Mon grand-père, Paul Simon, était en fait prénommé Adolphe, prénom qu’il avait abandonné en 1940 pour des raisons évidentes … Adolphe Paul Jean-Baptiste est le fils de Marie-Charles Alzire Simon (descendant d’une très longue lignée lorraine, que mon père a pu remonter jusqu’à notre ancêtre Gabriel Simon, né en 1689, fils de François), et de Francine Lechêne.

Né le 11 février 1898 à Marles (Seine-et-Marne, à côté de Rozay-sur-Brie), il épousa à Noisy-le-Sec en 1919 Suzanne Mitel («Mémé » pour nous, qui elle appelait son époux : « Mon pauvre loup ») ­— qui elle-même avait vu son premier fiancé fauché mortellement par la mitraille au cours des combats en 1914. Ils eurent cinq enfants : Jean-Marie, Annette, Pierre, Yves et Monique.

Ses parents, n’ayant que peu de moyens, avaient destiné leur fils à rejoindre le petit séminaire (comme le fera plus tard son petit frère Maurice, alors âgé de 12 ans, qui lui deviendra prêtre). Ce projet n’était vraiment pas dans l’optique d’Adolphe ! C’est pourquoi celui-ci s’échappa du séminaire et s’engagea à la mairie de Lagny comme « volontaire pour la guerre » le 26 février 1915 pour « la durée de la guerre ». Il est alors incorporé au 14 ème bataillon de chasseurs alpins, tout juste deux semaines après l’anniversaire de ses 17 ans :

Livret militaire 1915 de Papaul (« yeux bleus, cheveux châtain clair, taille 1,68 m, front vertical, nez cave, visage plein »):

Engagé immédiatement sur le front en dépit de son jeune âge, il suit bientôt le cours d’instruction des mitrailleuses au centre de Valbonne du 23 mai au 11 juin. Il y obtient la mention « apte aux fonctions de télémétreur ». Ayant rapidement rejoint le front, il est blessé une première fois un mois plus tard, le 11 juillet 1915 (fracture de la malléole externe jambe gauche), et sera soigné à l’hôpital-dépôt de Aigle-Grenoble. Une fois rétabli, il participe aux sanglants combats du « Linge », près de Colmar, là où, en dix semaines de combat à l’attaque des fortins de fer et de béton édifiés par l’armée allemande, 10 000 chasseurs alpins et à pied français laisseront leur vie.

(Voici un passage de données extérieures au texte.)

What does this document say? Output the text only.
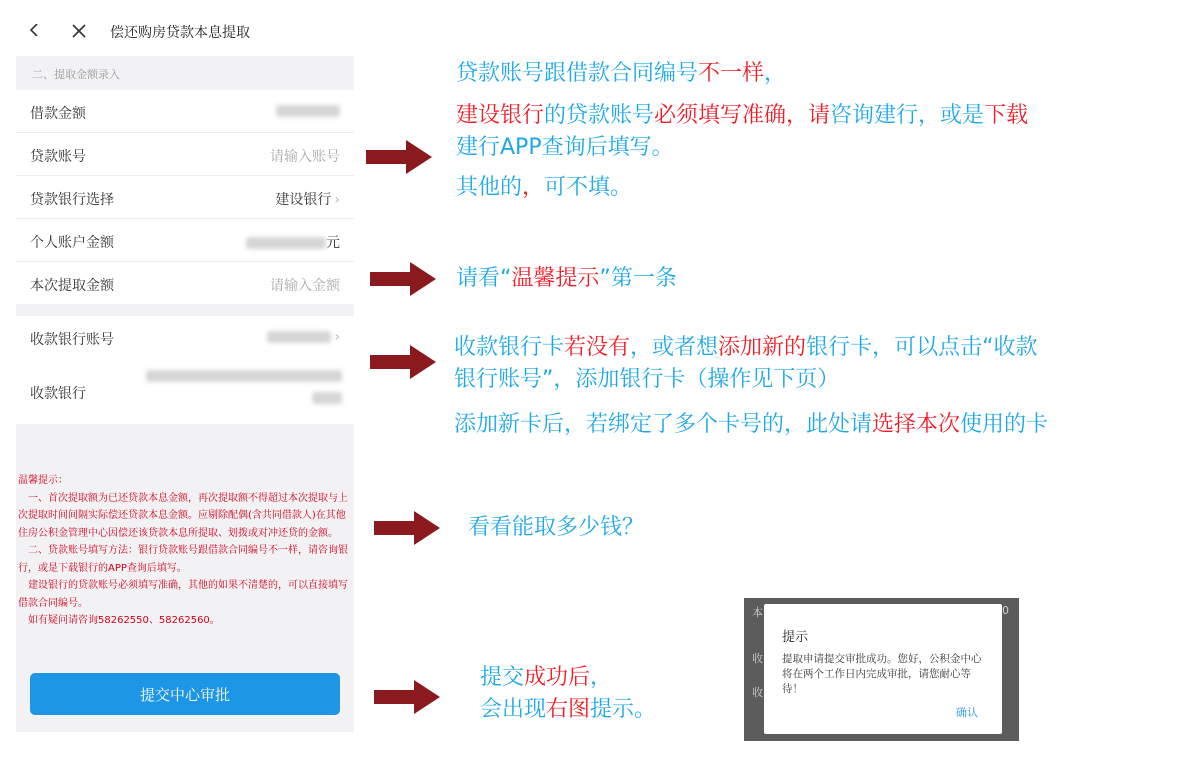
偿还购房贷款本息提取
二、提取金额录入
借款金额
贷款账号	请输入账号
贷款银行选择	建设银行 ›
个人账户金额	元
本次提取金额	请输入金额
收款银行账号	›
收款银行

温馨提示：

　一、首次提取额为已还贷款本息金额，再次提取额不得超过本次提取与上次提取时间间隔实际偿还贷款本息金额。应剔除配偶(含共同借款人)在其他住房公积金管理中心因偿还该贷款本息所提取、划拨或对冲还贷的金额。

　二、贷款账号填写方法：银行贷款账号跟借款合同编号不一样，请咨询银行，或是下载银行的APP查询后填写。

　建设银行的贷款账号必须填写准确，其他的如果不清楚的，可以直接填写借款合同编号。

　如有疑问请咨询58262550、58262560。

提交中心审批
贷款账号跟借款合同编号不一样，
建设银行的贷款账号必须填写准确，请咨询建行，或是下载
建行APP查询后填写。
其他的，可不填。
请看“温馨提示”第一条
收款银行卡若没有，或者想添加新的银行卡，可以点击“收款
银行账号”，添加银行卡（操作见下页）
添加新卡后，若绑定了多个卡号的，此处请选择本次使用的卡
看看能取多少钱？
提交成功后，
会出现右图提示。
本	0
收
收
提示
提取申请提交审批成功。您好，公积金中心将在两个工作日内完成审批，请您耐心等待！
确认
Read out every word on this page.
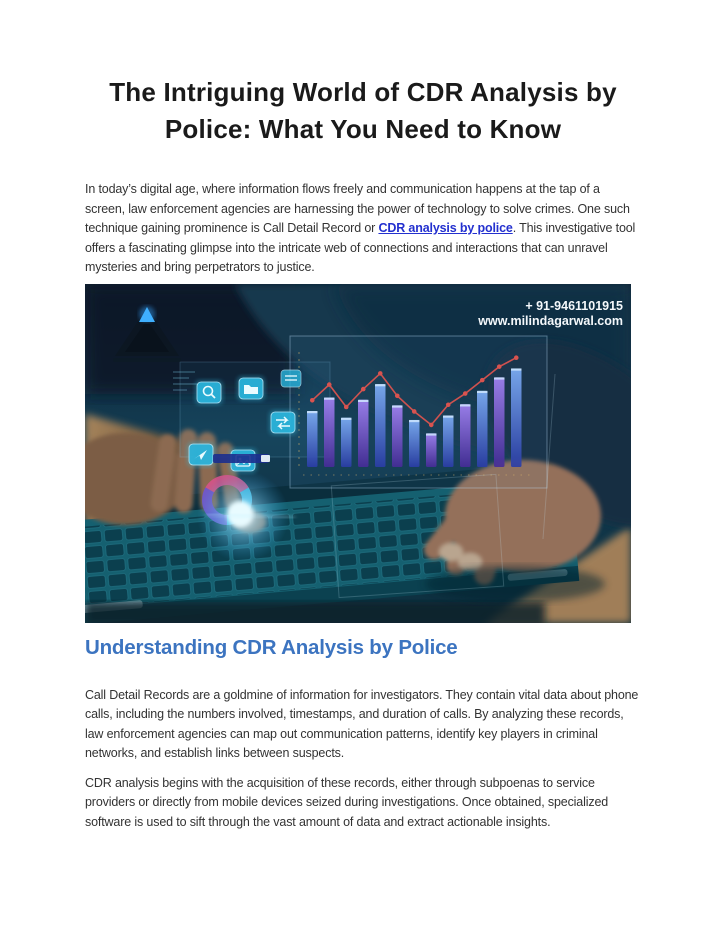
The Intriguing World of CDR Analysis by
Police: What You Need to Know

In today’s digital age, where information flows freely and communication happens at the tap of a screen, law enforcement agencies are harnessing the power of technology to solve crimes. One such technique gaining prominence is Call Detail Record or CDR analysis by police. This investigative tool offers a fascinating glimpse into the intricate web of connections and interactions that can unravel mysteries and bring perpetrators to justice.

+ 91-9461101915
www.milindagarwal.com
Understanding CDR Analysis by Police

Call Detail Records are a goldmine of information for investigators. They contain vital data about phone calls, including the numbers involved, timestamps, and duration of calls. By analyzing these records, law enforcement agencies can map out communication patterns, identify key players in criminal networks, and establish links between suspects.

CDR analysis begins with the acquisition of these records, either through subpoenas to service providers or directly from mobile devices seized during investigations. Once obtained, specialized software is used to sift through the vast amount of data and extract actionable insights.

En 1916, son unité se bat à Verdun à la Côte-du-Poivre. Le village, perdu par les troupes françaises le 24 février, sera repris le 15 décembre. Il disparaîtra totalement sous la pluie des bombes et sera l’un des neuf villages français détruits durant la guerre et qui ne seront jamais reconstruits. En avril, le second bataillon s’y établit avec 175 hommes. Cinq jours après, seuls 34 en repartiront.

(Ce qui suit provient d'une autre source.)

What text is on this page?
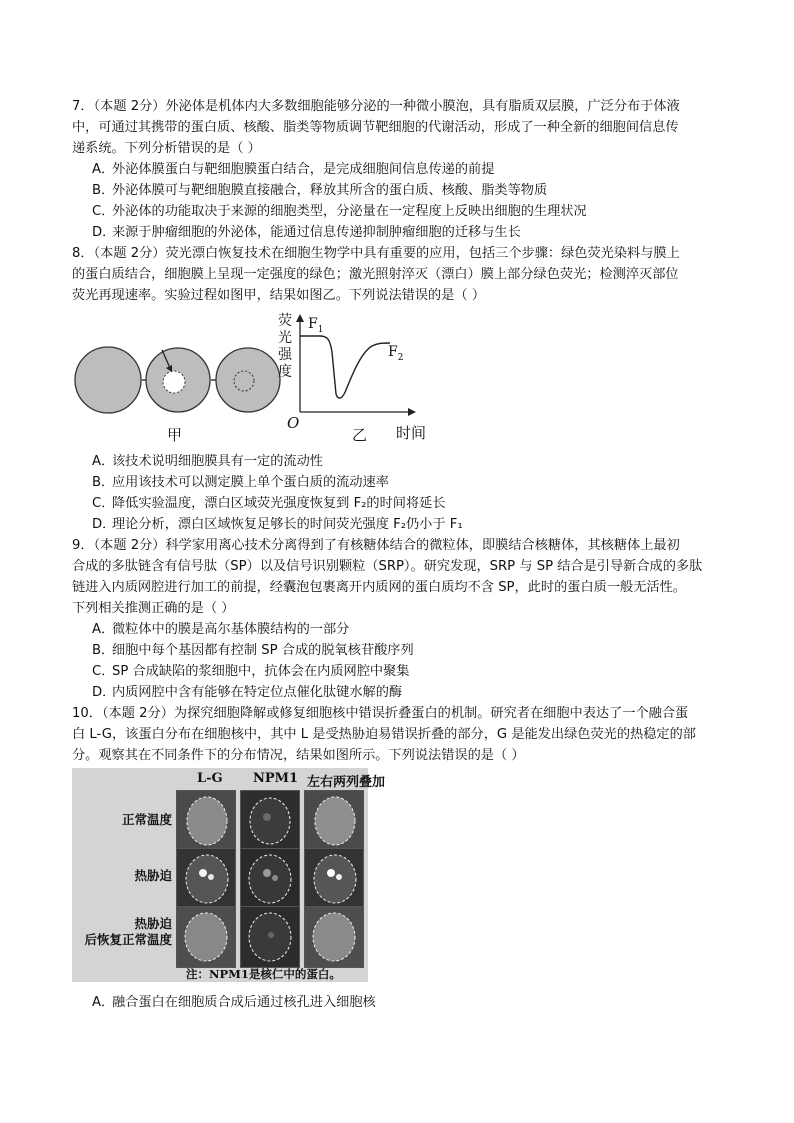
7．（本题 2分）外泌体是机体内大多数细胞能够分泌的一种微小膜泡，具有脂质双层膜，广泛分布于体液
中，可通过其携带的蛋白质、核酸、脂类等物质调节靶细胞的代谢活动，形成了一种全新的细胞间信息传
递系统。下列分析错误的是（ ）
A．外泌体膜蛋白与靶细胞膜蛋白结合，是完成细胞间信息传递的前提
B．外泌体膜可与靶细胞膜直接融合，释放其所含的蛋白质、核酸、脂类等物质
C．外泌体的功能取决于来源的细胞类型，分泌量在一定程度上反映出细胞的生理状况
D．来源于肿瘤细胞的外泌体，能通过信息传递抑制肿瘤细胞的迁移与生长
8．（本题 2分）荧光漂白恢复技术在细胞生物学中具有重要的应用，包括三个步骤：绿色荧光染料与膜上
的蛋白质结合，细胞膜上呈现一定强度的绿色；激光照射淬灭（漂白）膜上部分绿色荧光；检测淬灭部位
荧光再现速率。实验过程如图甲，结果如图乙。下列说法错误的是（ ）
甲
荧
光
强
度
$F_1$
$F_2$
O
乙 时间
A．该技术说明细胞膜具有一定的流动性
B．应用该技术可以测定膜上单个蛋白质的流动速率
C．降低实验温度，漂白区域荧光强度恢复到 F₂的时间将延长
D．理论分析，漂白区域恢复足够长的时间荧光强度 F₂仍小于 F₁
9．（本题 2分）科学家用离心技术分离得到了有核糖体结合的微粒体，即膜结合核糖体，其核糖体上最初
合成的多肽链含有信号肽（SP）以及信号识别颗粒（SRP）。研究发现，SRP 与 SP 结合是引导新合成的多肽
链进入内质网腔进行加工的前提，经囊泡包裹离开内质网的蛋白质均不含 SP，此时的蛋白质一般无活性。
下列相关推测正确的是（ ）
A．微粒体中的膜是高尔基体膜结构的一部分
B．细胞中每个基因都有控制 SP 合成的脱氧核苷酸序列
C．SP 合成缺陷的浆细胞中，抗体会在内质网腔中聚集
D．内质网腔中含有能够在特定位点催化肽键水解的酶
10．（本题 2分）为探究细胞降解或修复细胞核中错误折叠蛋白的机制。研究者在细胞中表达了一个融合蛋
白 L-G，该蛋白分布在细胞核中，其中 L 是受热胁迫易错误折叠的部分，G 是能发出绿色荧光的热稳定的部
分。观察其在不同条件下的分布情况，结果如图所示。下列说法错误的是（ ）
L-G NPM1 左右两列叠加
正常温度
热胁迫
热胁迫
后恢复正常温度
注：NPM1是核仁中的蛋白。
A．融合蛋白在细胞质合成后通过核孔进入细胞核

Papaul est cité à l’ordre du 14 ème B.C.A. – bataillon de chasseurs alpins – (Ordre n° 156 du 29/08/1916) par son commandant :

« Engagé volontaire, excellent chasseur malgré son jeune âge, a accompli comme agent de liaison, sans aucune défaillance, les missions pénibles et dangereuses qui lui étaient confiées. »

Le jeune homme est ainsi nommé caporal, à l’âge de 18 ans.

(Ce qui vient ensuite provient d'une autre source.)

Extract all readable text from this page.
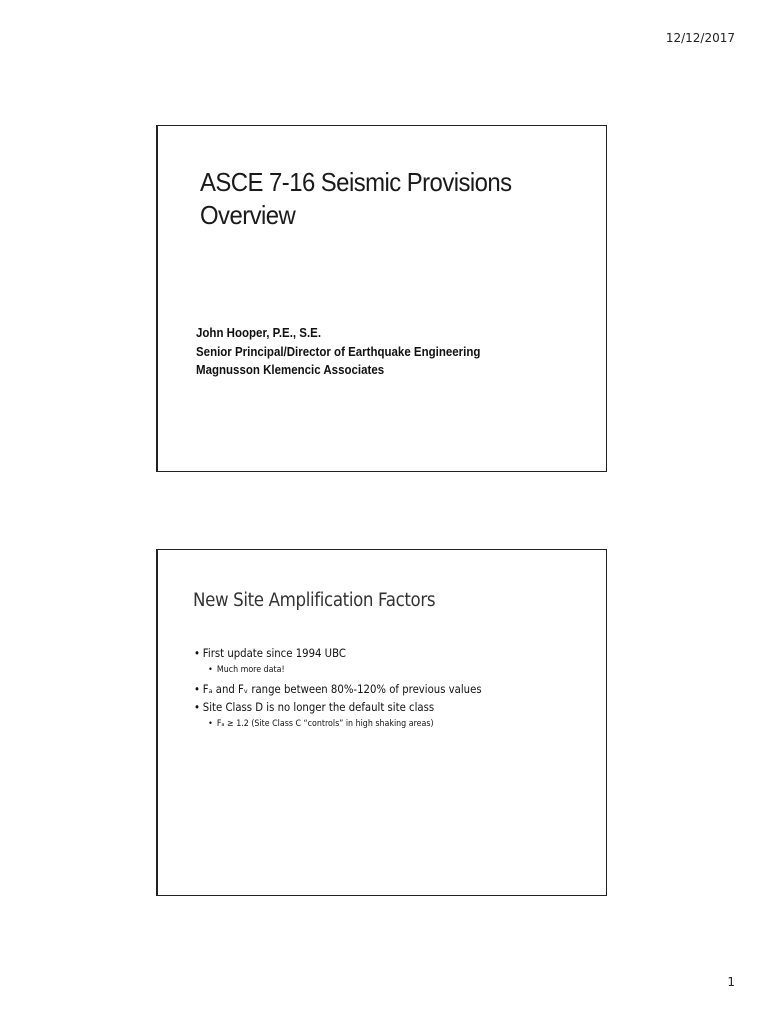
12/12/2017
ASCE 7-16 Seismic Provisions Overview
John Hooper, P.E., S.E.
Senior Principal/Director of Earthquake Engineering
Magnusson Klemencic Associates
New Site Amplification Factors
• First update since 1994 UBC
• Much more data!
• Fₐ and Fᵥ range between 80%-120% of previous values
• Site Class D is no longer the default site class
• Fₐ ≥ 1.2 (Site Class C “controls” in high shaking areas)
1
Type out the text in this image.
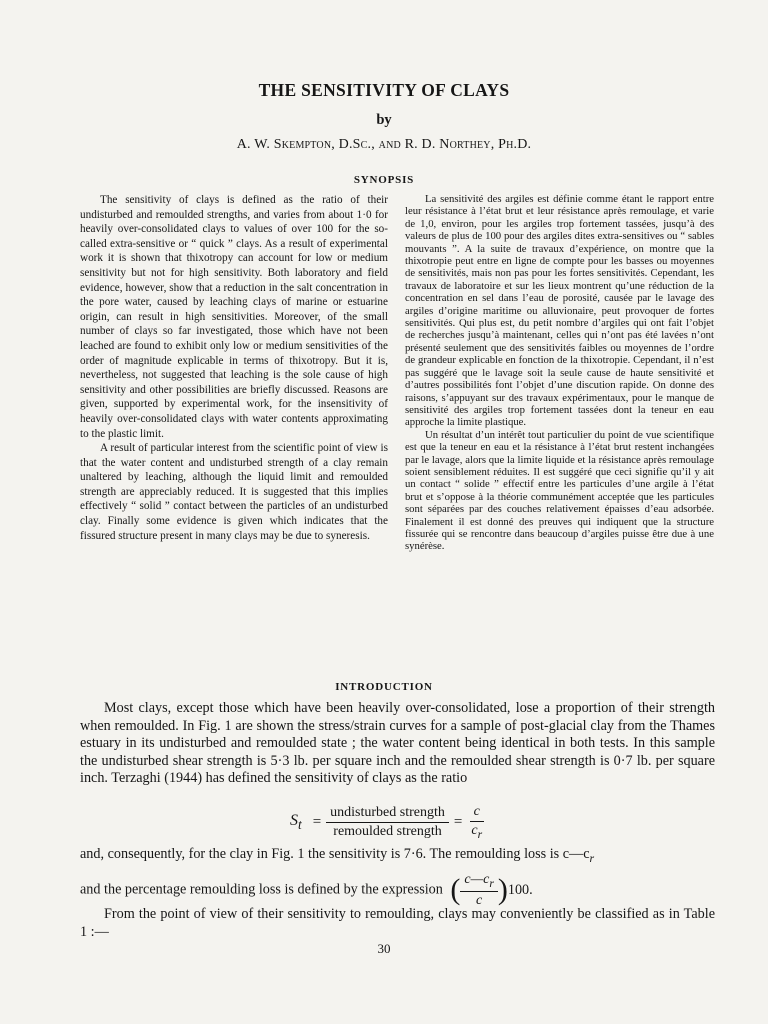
THE SENSITIVITY OF CLAYS
by
A. W. Skempton, D.Sc., and R. D. Northey, Ph.D.
SYNOPSIS

The sensitivity of clays is defined as the ratio of their undisturbed and remoulded strengths, and varies from about 1·0 for heavily over-consolidated clays to values of over 100 for the so-called extra-sensitive or “ quick ” clays. As a result of experimental work it is shown that thixotropy can account for low or medium sensitivity but not for high sensitivity. Both laboratory and field evidence, however, show that a reduction in the salt concentration in the pore water, caused by leaching clays of marine or estuarine origin, can result in high sensitivities. Moreover, of the small number of clays so far investigated, those which have not been leached are found to exhibit only low or medium sensitivities of the order of magnitude explicable in terms of thixotropy. But it is, nevertheless, not suggested that leaching is the sole cause of high sensitivity and other possibilities are briefly discussed. Reasons are given, supported by experimental work, for the insensitivity of heavily over-consolidated clays with water contents approximating to the plastic limit.

A result of particular interest from the scientific point of view is that the water content and undisturbed strength of a clay remain unaltered by leaching, although the liquid limit and remoulded strength are appreciably reduced. It is suggested that this implies effectively “ solid ” contact between the particles of an undisturbed clay. Finally some evidence is given which indicates that the fissured structure present in many clays may be due to syneresis.

La sensitivité des argiles est définie comme étant le rapport entre leur résistance à l’état brut et leur résistance après remoulage, et varie de 1,0, environ, pour les argiles trop fortement tassées, jusqu’à des valeurs de plus de 100 pour des argiles dites extra-sensitives ou “ sables mouvants ”. A la suite de travaux d’expérience, on montre que la thixotropie peut entre en ligne de compte pour les basses ou moyennes de sensitivités, mais non pas pour les fortes sensitivités. Cependant, les travaux de laboratoire et sur les lieux montrent qu’une réduction de la concentration en sel dans l’eau de porosité, causée par le lavage des argiles d’origine maritime ou alluvionaire, peut provoquer de fortes sensitivités. Qui plus est, du petit nombre d’argiles qui ont fait l’objet de recherches jusqu’à maintenant, celles qui n’ont pas été lavées n’ont présenté seulement que des sensitivités faibles ou moyennes de l’ordre de grandeur explicable en fonction de la thixotropie. Cependant, il n’est pas suggéré que le lavage soit la seule cause de haute sensitivité et d’autres possibilités font l’objet d’une discution rapide. On donne des raisons, s’appuyant sur des travaux expérimentaux, pour le manque de sensitivité des argiles trop fortement tassées dont la teneur en eau approche la limite plastique.

Un résultat d’un intérêt tout particulier du point de vue scientifique est que la teneur en eau et la résistance à l’état brut restent inchangées par le lavage, alors que la limite liquide et la résistance après remoulage soient sensiblement réduites. Il est suggéré que ceci signifie qu’il y ait un contact “ solide ” effectif entre les particules d’une argile à l’état brut et s’oppose à la théorie communément acceptée que les particules sont séparées par des couches relativement épaisses d’eau adsorbée. Finalement il est donné des preuves qui indiquent que la structure fissurée qui se rencontre dans beaucoup d’argiles puisse être due à une synérèse.

INTRODUCTION

Most clays, except those which have been heavily over-consolidated, lose a proportion of their strength when remoulded. In Fig. 1 are shown the stress/strain curves for a sample of post-glacial clay from the Thames estuary in its undisturbed and remoulded state ; the water content being identical in both tests. In this sample the undisturbed shear strength is 5·3 lb. per square inch and the remoulded shear strength is 0·7 lb. per square inch. Terzaghi (1944) has defined the sensitivity of clays as the ratio

$S_t = \frac{\text{undisturbed strength}}{\text{remoulded strength}} = \frac{c}{c_r}$
and, consequently, for the clay in Fig. 1 the sensitivity is 7·6. The remoulding loss is $c—c_r$
and the percentage remoulding loss is defined by the expression ( $\frac{c—c_r}{c}$ ) 100.

From the point of view of their sensitivity to remoulding, clays may conveniently be classified as in Table 1 :—

30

Le chef de bataillon commandant le 14 ème B.C.A. (Ordre n° 216 bis du 06/11/1916) cite de nouveau Papaul deux mois plus tard :

« Très bon chasseur, agent de liaison auprès du chef de corps, au cours de l’attaque du 29 septembre, a transmis les ordres à son commandant de Compagnie sous de violents tirs de barrage « . Il sera de nouveau blessé, par éclats d’obus, le 8 juin 1918 à Chigny (Aisne) et transféré à l’arrière, à l’hôpital d’Angoulême, avant de revenir au front.

 

 

 

 

 

 

 

 

 

 

 

 

 

Après consolidation, suivie d’une permission de 20 jours, il rejoint son unité. Ces différentes blessures, auxquelles s’ajouteront celles reçues ultérieurement en 1940, lui vaudront plus tard une incapacité physique à 80 %.

Il est de nouveau cité à l’ordre de la 1ère Armée (Ordre n°170 du 14/11/1918) :

« Jeune chef de pièce d’une énergie et d’un courage exemplaires. Le 3 octobre son chef de section étant Il est blessé, a pris en plein combat le commandement de sa section, est resté avec une de ses pièces en petit poste, interdisant par son tir l’infiltration de l’ennemi par un boyau. Pendant une contre attaque ennemie à la grenade, sa pièce étant encerclée complètement, s’est précipité sur l’ennemi à coups de grenade, et sa mitrailleuse dégagée a repris le feu avec un sang-froid merveilleux« .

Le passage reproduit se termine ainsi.